In this paper, we proposed a fuzzy-based approach to represent and reason on imprecise time intervals in ontology. It is entirely based only on fuzzy environment. We extended the 4D-fluents model to represent imprecise time intervals and fuzzy interval relations in Fuzzy-OWL 2. To reason on imprecise time intervals, we extend the Allen’s interval algebra in a fuzzy gradual personalized way. We infer the resulting fuzzy interval relations in Fuzzy-OWL2 using a set of Mamdani IF-THEN rules.
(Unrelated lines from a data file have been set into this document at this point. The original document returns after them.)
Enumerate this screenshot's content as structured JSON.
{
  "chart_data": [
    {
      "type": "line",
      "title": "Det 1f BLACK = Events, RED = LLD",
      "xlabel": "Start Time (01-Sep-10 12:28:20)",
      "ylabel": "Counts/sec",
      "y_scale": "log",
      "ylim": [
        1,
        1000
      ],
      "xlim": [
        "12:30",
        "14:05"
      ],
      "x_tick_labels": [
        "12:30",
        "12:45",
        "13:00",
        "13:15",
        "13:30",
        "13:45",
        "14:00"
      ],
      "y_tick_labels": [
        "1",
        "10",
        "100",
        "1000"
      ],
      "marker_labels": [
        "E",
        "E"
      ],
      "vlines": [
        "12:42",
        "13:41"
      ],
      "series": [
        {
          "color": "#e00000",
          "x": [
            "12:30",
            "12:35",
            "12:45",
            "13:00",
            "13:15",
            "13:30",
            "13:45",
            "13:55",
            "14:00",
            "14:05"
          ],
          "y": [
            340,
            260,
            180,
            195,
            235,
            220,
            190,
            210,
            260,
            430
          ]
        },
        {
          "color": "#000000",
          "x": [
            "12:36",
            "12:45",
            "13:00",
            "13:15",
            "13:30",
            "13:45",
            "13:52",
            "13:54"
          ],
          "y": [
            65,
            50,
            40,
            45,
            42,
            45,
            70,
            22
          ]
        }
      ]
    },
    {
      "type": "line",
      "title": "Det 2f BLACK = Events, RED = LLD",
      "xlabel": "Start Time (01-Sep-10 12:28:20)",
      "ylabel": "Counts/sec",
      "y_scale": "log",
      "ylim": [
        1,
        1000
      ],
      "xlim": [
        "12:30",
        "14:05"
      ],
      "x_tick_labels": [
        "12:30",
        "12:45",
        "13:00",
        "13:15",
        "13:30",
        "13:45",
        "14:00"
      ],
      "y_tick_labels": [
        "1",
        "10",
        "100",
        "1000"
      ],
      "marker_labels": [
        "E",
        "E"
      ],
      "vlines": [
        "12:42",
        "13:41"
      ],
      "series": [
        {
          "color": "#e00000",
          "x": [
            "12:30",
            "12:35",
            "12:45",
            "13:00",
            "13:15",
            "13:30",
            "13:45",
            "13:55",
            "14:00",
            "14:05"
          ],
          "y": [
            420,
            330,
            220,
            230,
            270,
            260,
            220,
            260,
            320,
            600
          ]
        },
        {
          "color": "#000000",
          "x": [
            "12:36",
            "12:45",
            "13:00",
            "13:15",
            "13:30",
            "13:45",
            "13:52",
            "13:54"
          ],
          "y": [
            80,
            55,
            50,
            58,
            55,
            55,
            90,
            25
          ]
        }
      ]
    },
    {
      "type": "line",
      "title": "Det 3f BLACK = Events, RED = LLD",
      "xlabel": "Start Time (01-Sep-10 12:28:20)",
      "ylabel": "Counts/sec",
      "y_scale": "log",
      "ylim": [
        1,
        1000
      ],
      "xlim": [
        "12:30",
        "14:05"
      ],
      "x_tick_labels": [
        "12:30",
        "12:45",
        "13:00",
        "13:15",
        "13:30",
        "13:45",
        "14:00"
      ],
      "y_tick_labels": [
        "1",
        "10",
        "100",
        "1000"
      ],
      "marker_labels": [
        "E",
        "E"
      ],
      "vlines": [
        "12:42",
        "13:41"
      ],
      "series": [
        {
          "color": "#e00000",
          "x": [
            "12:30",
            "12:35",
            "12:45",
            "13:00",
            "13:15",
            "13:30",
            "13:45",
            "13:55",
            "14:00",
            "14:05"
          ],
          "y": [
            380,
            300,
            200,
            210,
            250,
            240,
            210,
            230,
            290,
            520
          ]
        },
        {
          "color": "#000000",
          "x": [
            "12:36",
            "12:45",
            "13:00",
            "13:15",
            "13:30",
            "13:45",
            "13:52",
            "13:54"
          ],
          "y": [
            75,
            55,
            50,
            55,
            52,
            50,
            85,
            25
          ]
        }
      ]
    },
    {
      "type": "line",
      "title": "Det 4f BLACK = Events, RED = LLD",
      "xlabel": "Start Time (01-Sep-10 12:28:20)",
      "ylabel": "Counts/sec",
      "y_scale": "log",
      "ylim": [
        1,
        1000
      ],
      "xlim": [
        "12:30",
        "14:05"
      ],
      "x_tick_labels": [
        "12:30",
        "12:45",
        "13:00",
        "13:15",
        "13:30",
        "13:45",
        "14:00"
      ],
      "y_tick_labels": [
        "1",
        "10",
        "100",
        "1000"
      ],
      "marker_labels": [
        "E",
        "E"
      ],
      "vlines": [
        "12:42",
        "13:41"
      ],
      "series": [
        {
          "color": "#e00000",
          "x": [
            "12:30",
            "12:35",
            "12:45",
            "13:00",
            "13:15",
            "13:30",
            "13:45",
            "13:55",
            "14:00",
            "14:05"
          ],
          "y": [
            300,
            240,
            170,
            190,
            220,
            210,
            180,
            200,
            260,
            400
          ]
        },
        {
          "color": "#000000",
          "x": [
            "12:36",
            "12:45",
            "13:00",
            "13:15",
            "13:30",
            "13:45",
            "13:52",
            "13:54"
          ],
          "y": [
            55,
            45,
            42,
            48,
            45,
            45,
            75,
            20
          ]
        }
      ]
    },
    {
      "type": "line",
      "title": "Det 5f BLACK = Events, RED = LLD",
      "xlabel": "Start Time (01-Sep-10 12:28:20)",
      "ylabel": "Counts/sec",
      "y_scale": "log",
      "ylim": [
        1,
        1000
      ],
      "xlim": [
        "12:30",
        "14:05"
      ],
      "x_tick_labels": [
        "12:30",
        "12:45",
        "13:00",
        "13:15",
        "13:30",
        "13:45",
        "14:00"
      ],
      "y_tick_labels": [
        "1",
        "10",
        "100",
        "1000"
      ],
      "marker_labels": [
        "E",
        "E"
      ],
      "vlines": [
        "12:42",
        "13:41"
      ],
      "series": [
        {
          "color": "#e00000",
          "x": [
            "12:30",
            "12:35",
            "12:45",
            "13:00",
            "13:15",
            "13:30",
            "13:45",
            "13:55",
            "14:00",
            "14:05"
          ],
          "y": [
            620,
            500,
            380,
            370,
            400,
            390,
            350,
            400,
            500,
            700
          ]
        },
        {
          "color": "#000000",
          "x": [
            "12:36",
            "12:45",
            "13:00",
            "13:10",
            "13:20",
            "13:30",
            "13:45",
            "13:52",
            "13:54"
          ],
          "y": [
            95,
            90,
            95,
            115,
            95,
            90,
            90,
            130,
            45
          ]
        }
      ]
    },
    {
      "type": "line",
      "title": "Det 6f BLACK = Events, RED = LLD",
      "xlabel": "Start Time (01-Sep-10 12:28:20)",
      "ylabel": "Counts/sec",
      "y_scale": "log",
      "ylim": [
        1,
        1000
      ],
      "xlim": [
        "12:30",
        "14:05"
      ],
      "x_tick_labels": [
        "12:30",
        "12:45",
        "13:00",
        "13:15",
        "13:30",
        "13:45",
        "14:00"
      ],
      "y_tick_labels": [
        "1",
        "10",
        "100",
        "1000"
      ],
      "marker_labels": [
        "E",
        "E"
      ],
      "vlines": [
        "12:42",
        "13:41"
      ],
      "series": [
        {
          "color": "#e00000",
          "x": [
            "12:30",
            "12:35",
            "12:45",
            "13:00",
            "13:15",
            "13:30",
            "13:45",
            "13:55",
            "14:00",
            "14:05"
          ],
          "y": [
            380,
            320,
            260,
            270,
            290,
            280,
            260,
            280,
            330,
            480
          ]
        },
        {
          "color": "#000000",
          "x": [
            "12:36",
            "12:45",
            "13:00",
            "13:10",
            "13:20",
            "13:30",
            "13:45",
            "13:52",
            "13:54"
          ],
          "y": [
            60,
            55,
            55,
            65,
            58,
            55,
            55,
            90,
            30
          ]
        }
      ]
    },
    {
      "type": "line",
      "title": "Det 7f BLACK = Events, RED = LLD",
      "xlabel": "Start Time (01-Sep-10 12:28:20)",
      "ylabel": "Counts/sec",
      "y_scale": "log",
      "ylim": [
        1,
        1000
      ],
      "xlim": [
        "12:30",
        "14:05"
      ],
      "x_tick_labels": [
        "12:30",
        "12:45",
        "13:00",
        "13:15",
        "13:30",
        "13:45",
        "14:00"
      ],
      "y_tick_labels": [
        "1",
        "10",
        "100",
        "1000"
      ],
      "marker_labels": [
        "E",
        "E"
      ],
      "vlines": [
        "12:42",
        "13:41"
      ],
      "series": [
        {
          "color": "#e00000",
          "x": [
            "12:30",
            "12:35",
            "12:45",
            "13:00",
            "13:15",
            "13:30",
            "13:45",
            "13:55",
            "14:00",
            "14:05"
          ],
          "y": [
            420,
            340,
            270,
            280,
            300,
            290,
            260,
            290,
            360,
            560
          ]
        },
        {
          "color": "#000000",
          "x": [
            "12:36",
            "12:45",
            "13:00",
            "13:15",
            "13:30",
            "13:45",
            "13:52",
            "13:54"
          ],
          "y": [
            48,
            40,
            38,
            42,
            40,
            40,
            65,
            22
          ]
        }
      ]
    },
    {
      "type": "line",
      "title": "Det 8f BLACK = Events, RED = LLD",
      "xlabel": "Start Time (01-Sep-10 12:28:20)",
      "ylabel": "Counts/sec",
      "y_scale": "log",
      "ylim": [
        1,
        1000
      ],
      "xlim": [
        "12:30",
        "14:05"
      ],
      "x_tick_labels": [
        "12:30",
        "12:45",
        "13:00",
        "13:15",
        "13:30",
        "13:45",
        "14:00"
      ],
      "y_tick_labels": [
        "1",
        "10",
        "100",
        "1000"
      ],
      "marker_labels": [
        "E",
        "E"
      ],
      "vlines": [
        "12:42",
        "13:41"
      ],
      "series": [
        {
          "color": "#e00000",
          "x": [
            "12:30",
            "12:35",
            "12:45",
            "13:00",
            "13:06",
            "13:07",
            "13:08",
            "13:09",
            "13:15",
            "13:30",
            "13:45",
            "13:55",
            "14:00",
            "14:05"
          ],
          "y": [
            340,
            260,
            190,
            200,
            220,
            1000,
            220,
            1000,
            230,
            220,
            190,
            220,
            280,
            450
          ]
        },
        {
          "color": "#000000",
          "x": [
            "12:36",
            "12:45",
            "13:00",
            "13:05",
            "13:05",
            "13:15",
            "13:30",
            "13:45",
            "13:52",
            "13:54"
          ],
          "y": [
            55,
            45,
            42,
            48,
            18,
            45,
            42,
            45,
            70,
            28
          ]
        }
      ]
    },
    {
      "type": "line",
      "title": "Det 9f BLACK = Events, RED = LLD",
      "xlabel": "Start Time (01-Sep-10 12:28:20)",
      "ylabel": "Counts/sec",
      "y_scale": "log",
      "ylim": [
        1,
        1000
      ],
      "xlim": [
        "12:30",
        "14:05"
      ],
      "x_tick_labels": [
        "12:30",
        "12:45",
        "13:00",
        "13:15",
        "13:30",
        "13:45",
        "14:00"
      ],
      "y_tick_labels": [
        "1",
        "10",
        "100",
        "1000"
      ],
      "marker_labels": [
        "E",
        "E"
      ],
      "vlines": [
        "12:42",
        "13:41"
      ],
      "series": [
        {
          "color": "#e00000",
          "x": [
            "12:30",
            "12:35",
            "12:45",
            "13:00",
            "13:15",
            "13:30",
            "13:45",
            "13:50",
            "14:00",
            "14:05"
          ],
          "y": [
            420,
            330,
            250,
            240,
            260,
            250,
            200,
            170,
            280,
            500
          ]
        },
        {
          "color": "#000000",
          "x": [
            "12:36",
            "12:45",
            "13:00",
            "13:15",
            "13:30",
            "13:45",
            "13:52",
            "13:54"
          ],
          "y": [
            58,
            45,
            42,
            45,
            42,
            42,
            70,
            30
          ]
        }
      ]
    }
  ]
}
The works presented in this paper have been tested in two projects, having in common to manage life logging data: (1) In the VIVA¹ project, we aim to design the Captain Memo memory prosthesis [19] [20] for Alzheimer Disease patients. Among other functionalities, this prosthesis manages a knowledge base on the patient’s family tree, using an OWL ontology. Imprecise inputs are especially numerous when given by an Alzheimer Disease patient. Furthermore, dates are often given in reference to other dates or events. Thus, we have been using our approach reported in this paper. One interesting point in this solution is to deal with a personalized slicing of the person’s life in order to sort the different events. (2) The ANR DAPHNE project aims to allow Middle Ages specialized historians to deal with prosopographical data bases storing Middle age academic’s career histories. Data come from various archives among Europe and data about a same person are very difficult to align. Representing and ordering imprecise time interval is required to redraw the careers across the different European universities who hosted the person.

Future work will be devoted to propose a crisp-based approach to represent and reason on imprecise time intervals in ontology. This approach uses only crisp standards and tools and is modeled in OWL 2.